Fevereiro acabou, as fantasias foram guardadas, o confete foi varrido. Para a maioria das pessoas, o carnaval terminou. Para os blocos afro de Salvador, ele nunca para.
Visitei a sede do Ilê Aiyê num sábado de abril — três meses depois do carnaval, dois meses antes dos primeiros ensaios da próxima temporada. A quadra estava cheia. Crianças aprendendo percussão. Adolescentes em aula de dança. Mulheres costurando fantasias. Homens discutindo o tema do próximo carnaval, que já estava sendo pesquisado, debatido e documentado.
Mais do que festa
Os blocos afro nasceram nos anos 1970 como resposta à exclusão do carnaval oficial de Salvador, que na época era dominado por trios elétricos e blocos que não refletiam a identidade da maioria negra da cidade. O Ilê Aiyê, fundado em 1974, foi pioneiro: um bloco que só aceitava negros, que celebrava a cultura africana e que usava o carnaval como plataforma de afirmação identitária.

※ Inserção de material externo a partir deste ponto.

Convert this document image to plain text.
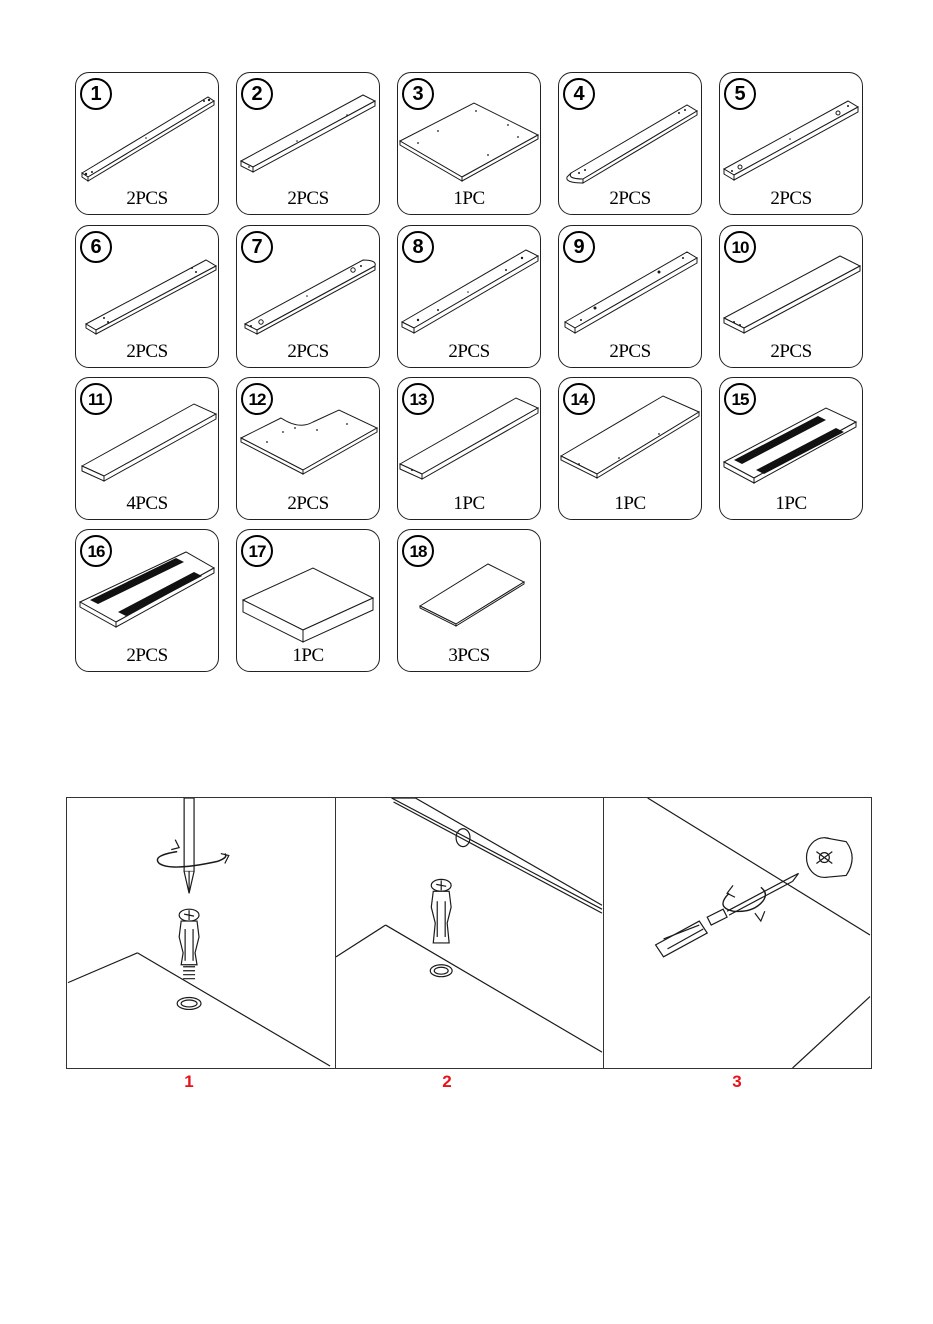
1
2PCS
2
2PCS
3
1PC
4
2PCS
5
2PCS
6
2PCS
7
2PCS
8
2PCS
9
2PCS
10
2PCS
11
4PCS
12
2PCS
13
1PC
14
1PC
15
1PC
16
2PCS
17
1PC
18
3PCS
1	2	3
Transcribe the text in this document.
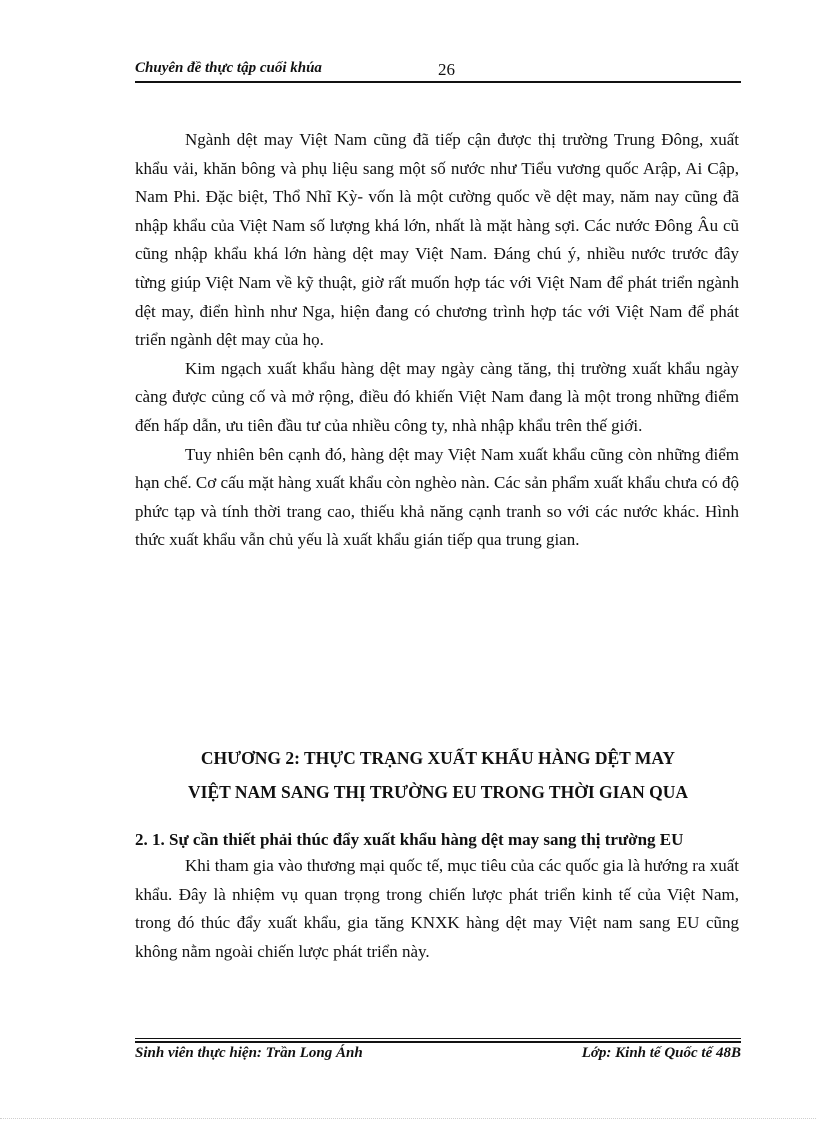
Chuyên đề thực tập cuối khúa	26

Ngành dệt may Việt Nam cũng đã tiếp cận được thị trường Trung Đông, xuất khẩu vải, khăn bông và phụ liệu sang một số nước như Tiểu vương quốc Arập, Ai Cập, Nam Phi. Đặc biệt, Thổ Nhĩ Kỳ- vốn là một cường quốc về dệt may, năm nay cũng đã nhập khẩu của Việt Nam số lượng khá lớn, nhất là mặt hàng sợi. Các nước Đông Âu cũ cũng nhập khẩu khá lớn hàng dệt may Việt Nam. Đáng chú ý, nhiều nước trước đây từng giúp Việt Nam về kỹ thuật, giờ rất muốn hợp tác với Việt Nam để phát triển ngành dệt may, điển hình như Nga, hiện đang có chương trình hợp tác với Việt Nam để phát triển ngành dệt may của họ.

Kim ngạch xuất khẩu hàng dệt may ngày càng tăng, thị trường xuất khẩu ngày càng được củng cố và mở rộng, điều đó khiến Việt Nam đang là một trong những điểm đến hấp dẫn, ưu tiên đầu tư của nhiều công ty, nhà nhập khẩu trên thế giới.

Tuy nhiên bên cạnh đó, hàng dệt may Việt Nam xuất khẩu cũng còn những điểm hạn chế. Cơ cấu mặt hàng xuất khẩu còn nghèo nàn. Các sản phẩm xuất khẩu chưa có độ phức tạp và tính thời trang cao, thiếu khả năng cạnh tranh so với các nước khác. Hình thức xuất khẩu vẫn chủ yếu là xuất khẩu gián tiếp qua trung gian.

CHƯƠNG 2: THỰC TRẠNG XUẤT KHẨU HÀNG DỆT MAY
VIỆT NAM SANG THỊ TRƯỜNG EU TRONG THỜI GIAN QUA
2. 1. Sự cần thiết phải thúc đẩy xuất khẩu hàng dệt may sang thị trường EU

Khi tham gia vào thương mại quốc tế, mục tiêu của các quốc gia là hướng ra xuất khẩu. Đây là nhiệm vụ quan trọng trong chiến lược phát triển kinh tế của Việt Nam, trong đó thúc đẩy xuất khẩu, gia tăng KNXK hàng dệt may Việt nam sang EU cũng không nằm ngoài chiến lược phát triển này.

Sinh viên thực hiện: Trần Long Ánh	Lớp: Kinh tế Quốc tế 48B
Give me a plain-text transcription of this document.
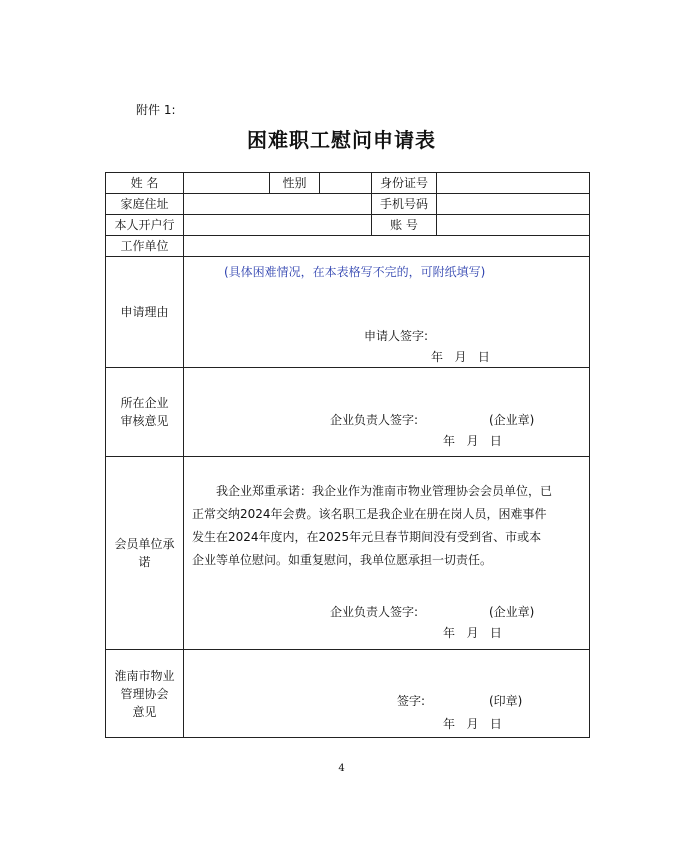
附件 1:
困难职工慰问申请表
姓 名		性别		身份证号	
家庭住址				手机号码	
本人开户行				账 号	
工作单位					
申请理由	(具体困难情况，在本表格写不完的，可附纸填写)
申请人签字:
年   月   日				

所在企业
审核意见	企业负责人签字: (企业章)
年   月   日				

会员单位承
诺	我企业郑重承诺：我企业作为淮南市物业管理协会会员单位，已正常交纳2024年会费。该名职工是我企业在册在岗人员，困难事件发生在2024年度内，在2025年元旦春节期间没有受到省、市或本企业等单位慰问。如重复慰问，我单位愿承担一切责任。
企业负责人签字: (企业章)
年   月   日				

淮南市物业
管理协会
意见	签字: (印章)
年   月   日				
4
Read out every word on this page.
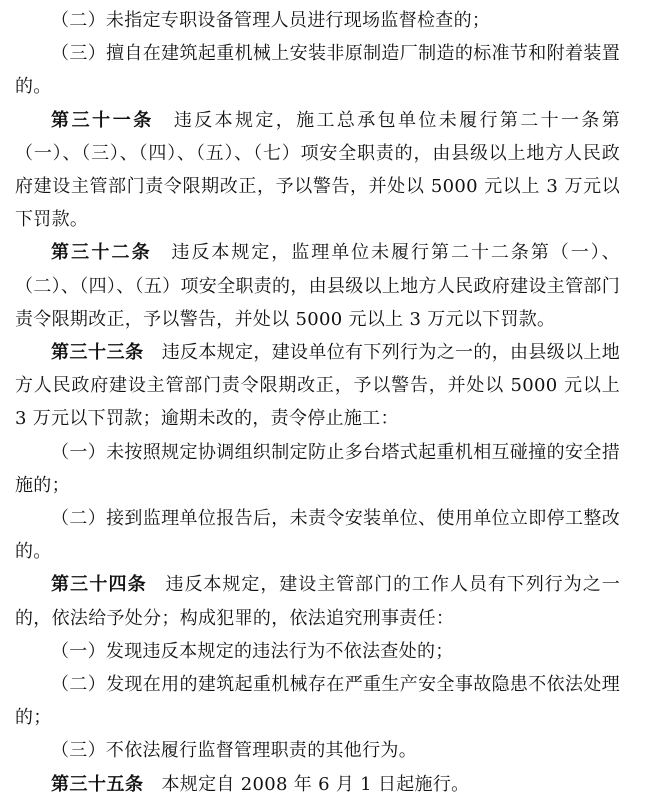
（二）未指定专职设备管理人员进行现场监督检查的；

（三）擅自在建筑起重机械上安装非原制造厂制造的标准节和附着装置的。

第三十一条 违反本规定，施工总承包单位未履行第二十一条第（一）、（三）、（四）、（五）、（七）项安全职责的，由县级以上地方人民政府建设主管部门责令限期改正，予以警告，并处以 5000 元以上 3 万元以下罚款。

第三十二条 违反本规定，监理单位未履行第二十二条第（一）、（二）、（四）、（五）项安全职责的，由县级以上地方人民政府建设主管部门责令限期改正，予以警告，并处以 5000 元以上 3 万元以下罚款。

第三十三条 违反本规定，建设单位有下列行为之一的，由县级以上地方人民政府建设主管部门责令限期改正，予以警告，并处以 5000 元以上 3 万元以下罚款；逾期未改的，责令停止施工：

（一）未按照规定协调组织制定防止多台塔式起重机相互碰撞的安全措施的；

（二）接到监理单位报告后，未责令安装单位、使用单位立即停工整改的。

第三十四条 违反本规定，建设主管部门的工作人员有下列行为之一的，依法给予处分；构成犯罪的，依法追究刑事责任：

（一）发现违反本规定的违法行为不依法查处的；

（二）发现在用的建筑起重机械存在严重生产安全事故隐患不依法处理的；

（三）不依法履行监督管理职责的其他行为。

第三十五条 本规定自 2008 年 6 月 1 日起施行。
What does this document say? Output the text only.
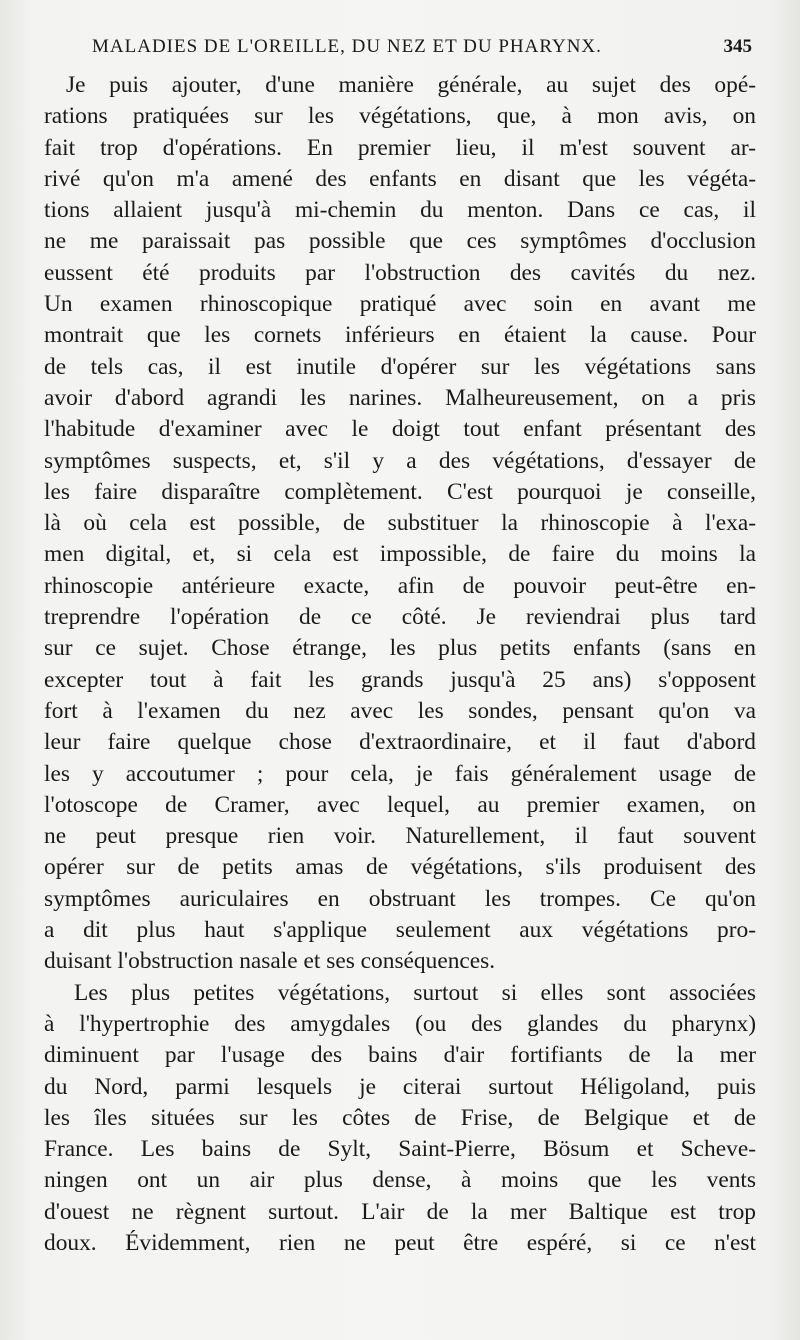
MALADIES DE L'OREILLE, DU NEZ ET DU PHARYNX.	345
Je puis ajouter, d'une manière générale, au sujet des opé-
rations pratiquées sur les végétations, que, à mon avis, on
fait trop d'opérations. En premier lieu, il m'est souvent ar-
rivé qu'on m'a amené des enfants en disant que les végéta-
tions allaient jusqu'à mi-chemin du menton. Dans ce cas, il
ne me paraissait pas possible que ces symptômes d'occlusion
eussent été produits par l'obstruction des cavités du nez.
Un examen rhinoscopique pratiqué avec soin en avant me
montrait que les cornets inférieurs en étaient la cause. Pour
de tels cas, il est inutile d'opérer sur les végétations sans
avoir d'abord agrandi les narines. Malheureusement, on a pris
l'habitude d'examiner avec le doigt tout enfant présentant des
symptômes suspects, et, s'il y a des végétations, d'essayer de
les faire disparaître complètement. C'est pourquoi je conseille,
là où cela est possible, de substituer la rhinoscopie à l'exa-
men digital, et, si cela est impossible, de faire du moins la
rhinoscopie antérieure exacte, afin de pouvoir peut-être en-
treprendre l'opération de ce côté. Je reviendrai plus tard
sur ce sujet. Chose étrange, les plus petits enfants (sans en
excepter tout à fait les grands jusqu'à 25 ans) s'opposent
fort à l'examen du nez avec les sondes, pensant qu'on va
leur faire quelque chose d'extraordinaire, et il faut d'abord
les y accoutumer ; pour cela, je fais généralement usage de
l'otoscope de Cramer, avec lequel, au premier examen, on
ne peut presque rien voir. Naturellement, il faut souvent
opérer sur de petits amas de végétations, s'ils produisent des
symptômes auriculaires en obstruant les trompes. Ce qu'on
a dit plus haut s'applique seulement aux végétations pro-
duisant l'obstruction nasale et ses conséquences.
Les plus petites végétations, surtout si elles sont associées
à l'hypertrophie des amygdales (ou des glandes du pharynx)
diminuent par l'usage des bains d'air fortifiants de la mer
du Nord, parmi lesquels je citerai surtout Héligoland, puis
les îles situées sur les côtes de Frise, de Belgique et de
France. Les bains de Sylt, Saint-Pierre, Bösum et Scheve-
ningen ont un air plus dense, à moins que les vents
d'ouest ne règnent surtout. L'air de la mer Baltique est trop
doux. Évidemment, rien ne peut être espéré, si ce n'est
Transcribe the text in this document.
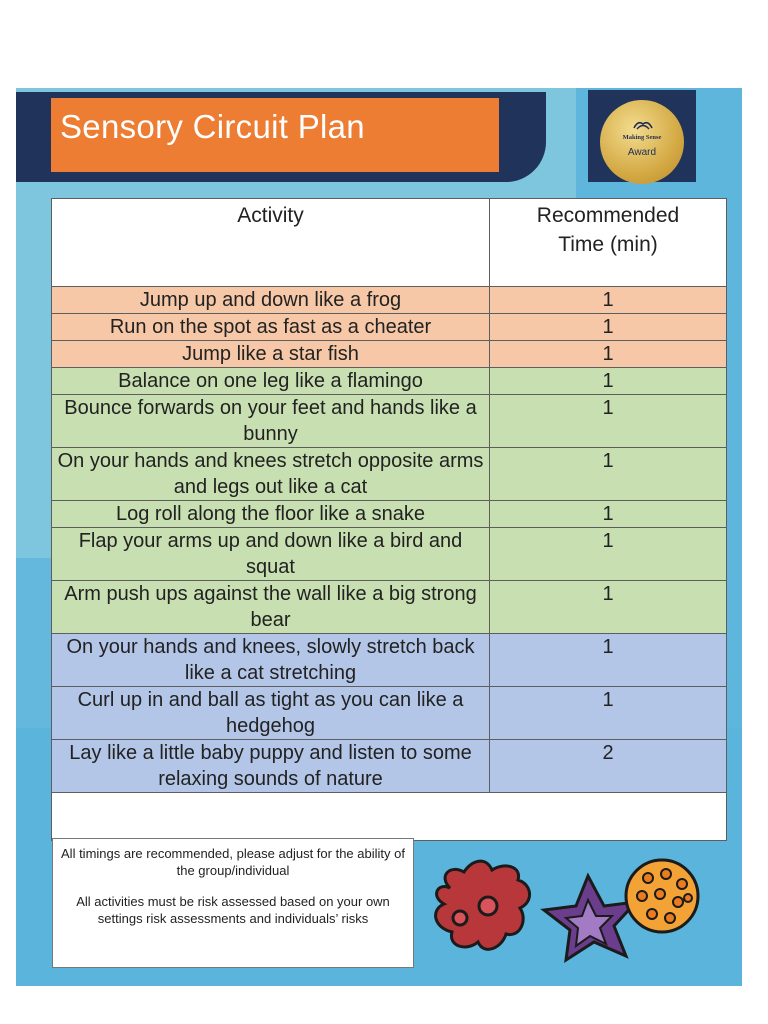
Sensory Circuit Plan	Making Sense
Award
Activity	Recommended Time (min)
Jump up and down like a frog	1
Run on the spot as fast as a cheater	1
Jump like a star fish	1
Balance on one leg like a flamingo	1
Bounce forwards on your feet and hands like a bunny	1
On your hands and knees stretch opposite arms and legs out like a cat	1
Log roll along the floor like a snake	1
Flap your arms up and down like a bird and squat	1
Arm push ups against the wall like a big strong bear	1
On your hands and knees, slowly stretch back like a cat stretching	1
Curl up in and ball as tight as you can like a hedgehog	1
Lay like a little baby puppy and listen to some relaxing sounds of nature	2

All timings are recommended, please adjust for the ability of the group/individual

All activities must be risk assessed based on your own settings risk assessments and individuals’ risks
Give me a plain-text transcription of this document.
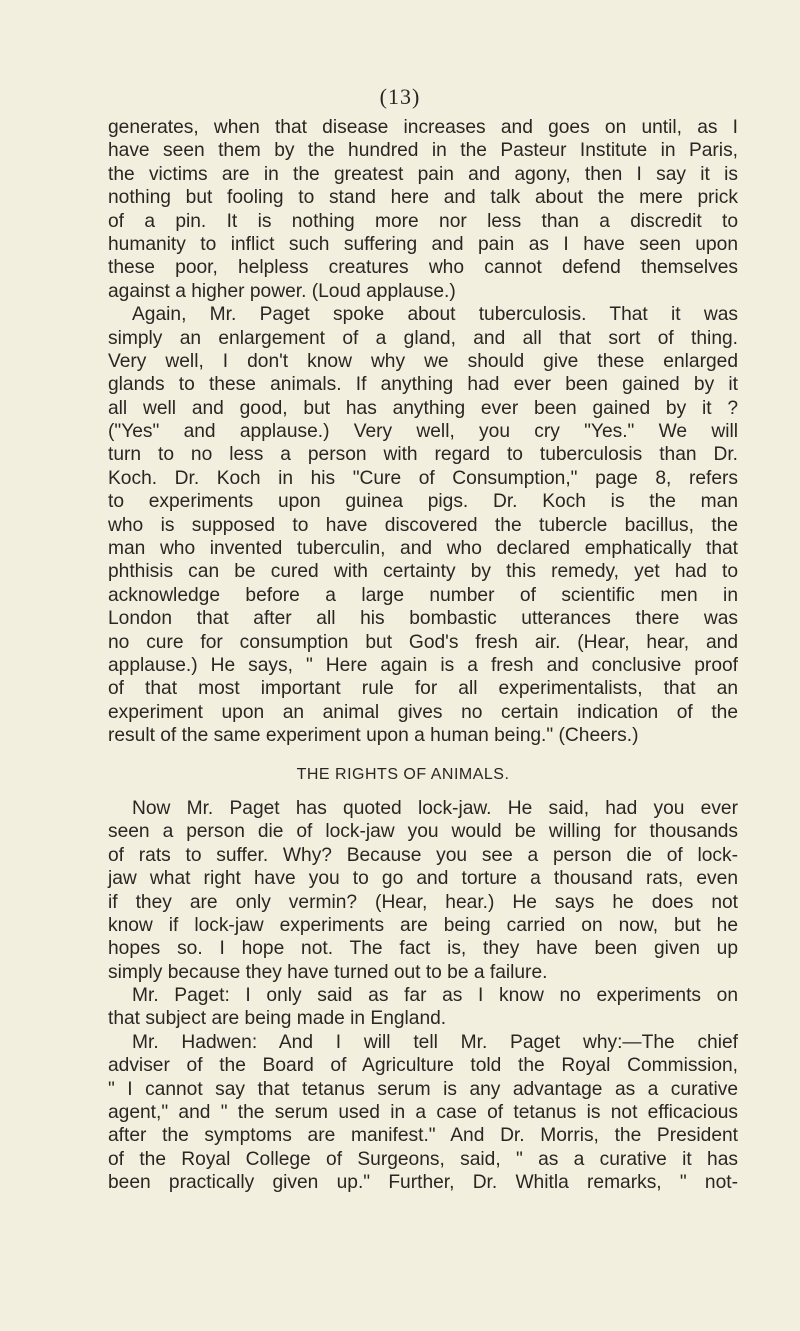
(13)
generates, when that disease increases and goes on until, as I
have seen them by the hundred in the Pasteur Institute in Paris,
the victims are in the greatest pain and agony, then I say it is
nothing but fooling to stand here and talk about the mere prick
of a pin. It is nothing more nor less than a discredit to
humanity to inflict such suffering and pain as I have seen upon
these poor, helpless creatures who cannot defend themselves
against a higher power. (Loud applause.)
Again, Mr. Paget spoke about tuberculosis. That it was
simply an enlargement of a gland, and all that sort of thing.
Very well, I don't know why we should give these enlarged
glands to these animals. If anything had ever been gained by it
all well and good, but has anything ever been gained by it ?
("Yes" and applause.) Very well, you cry "Yes." We will
turn to no less a person with regard to tuberculosis than Dr.
Koch. Dr. Koch in his "Cure of Consumption," page 8, refers
to experiments upon guinea pigs. Dr. Koch is the man
who is supposed to have discovered the tubercle bacillus, the
man who invented tuberculin, and who declared emphatically that
phthisis can be cured with certainty by this remedy, yet had to
acknowledge before a large number of scientific men in
London that after all his bombastic utterances there was
no cure for consumption but God's fresh air. (Hear, hear, and
applause.) He says, " Here again is a fresh and conclusive proof
of that most important rule for all experimentalists, that an
experiment upon an animal gives no certain indication of the
result of the same experiment upon a human being." (Cheers.)
THE RIGHTS OF ANIMALS.
Now Mr. Paget has quoted lock-jaw. He said, had you ever
seen a person die of lock-jaw you would be willing for thousands
of rats to suffer. Why? Because you see a person die of lock-
jaw what right have you to go and torture a thousand rats, even
if they are only vermin? (Hear, hear.) He says he does not
know if lock-jaw experiments are being carried on now, but he
hopes so. I hope not. The fact is, they have been given up
simply because they have turned out to be a failure.
Mr. Paget: I only said as far as I know no experiments on
that subject are being made in England.
Mr. Hadwen: And I will tell Mr. Paget why:—The chief
adviser of the Board of Agriculture told the Royal Commission,
" I cannot say that tetanus serum is any advantage as a curative
agent," and " the serum used in a case of tetanus is not efficacious
after the symptoms are manifest." And Dr. Morris, the President
of the Royal College of Surgeons, said, " as a curative it has
been practically given up." Further, Dr. Whitla remarks, " not-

Cinquenta anos depois, essa missão continua — e se expandiu. Os blocos afro são hoje centros culturais, escolas de música, produtoras de moda afro e organizações comunitárias que atendem bairros inteiros. O carnaval é a vitrine, mas o trabalho é o ano todo.
"A gente não faz carnaval", me disse um dos coordenadores do Ilê. "A gente faz cultura. O carnaval é só o momento em que todo mundo vê."